The rapid urease test (RUT) is the commonly used invasive method for H. pylori detection, where tissue samples from the gastric mucosa are placed into a commercially available analysis kit, with results, interpreted from a change in color, requiring minutes to hours. The tissue sample must be obtained from a site where the organisms are present, and a sufficient amount of H. pylori organisms must be included in the sample to obtain accurate results7,8. Moreover, the use of antibiotics, bismuth-containing compounds, and proton-pump inhibitor (PPI) may yield false-negatives as the bacterial density is reduced7,9,10. The detection rate of these biopsy-based tests is further reduced by gastric atrophy, intestinal metaplasia, and peptic ulcer bleeding11,12,13,14. The collection of multiple biopsies from a site has been proposed to increase the sensitivity of the RUT14,15, but does increase the risk of mucosal damage and adverse events, such as bleeding.

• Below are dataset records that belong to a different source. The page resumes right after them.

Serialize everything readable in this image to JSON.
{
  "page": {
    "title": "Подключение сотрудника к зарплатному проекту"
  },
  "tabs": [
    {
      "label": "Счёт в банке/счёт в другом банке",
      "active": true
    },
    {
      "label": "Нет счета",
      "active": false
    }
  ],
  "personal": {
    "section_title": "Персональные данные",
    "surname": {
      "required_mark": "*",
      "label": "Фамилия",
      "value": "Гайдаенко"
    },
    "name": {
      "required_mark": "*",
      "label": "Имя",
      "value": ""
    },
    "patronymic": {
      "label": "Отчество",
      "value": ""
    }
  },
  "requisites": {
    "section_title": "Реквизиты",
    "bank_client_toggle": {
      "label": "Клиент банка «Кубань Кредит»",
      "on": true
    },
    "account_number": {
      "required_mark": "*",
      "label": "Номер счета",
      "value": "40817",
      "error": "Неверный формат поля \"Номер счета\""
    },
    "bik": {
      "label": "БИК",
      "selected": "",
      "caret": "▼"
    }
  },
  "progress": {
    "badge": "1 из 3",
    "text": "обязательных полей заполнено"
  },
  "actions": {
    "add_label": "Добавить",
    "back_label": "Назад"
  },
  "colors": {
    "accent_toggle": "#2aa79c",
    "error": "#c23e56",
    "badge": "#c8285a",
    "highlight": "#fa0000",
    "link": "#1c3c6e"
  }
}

Helicobacter pylori detection using the RUT is possible, foremost, because the organism is present in the mucus layer covering the mucosa16. Since H. pylori is a non-invasive bacterium living in the mucus layer, the essential component for the urease test is the mucus itself, with the mucosal and submucosal issues actually not needed for diagnosis. For this reason, the RUT does not directly detect H. pylori; rather, RUT-based detection of H. pylori is indirect, via the detection of urease which is expressed by the organism8.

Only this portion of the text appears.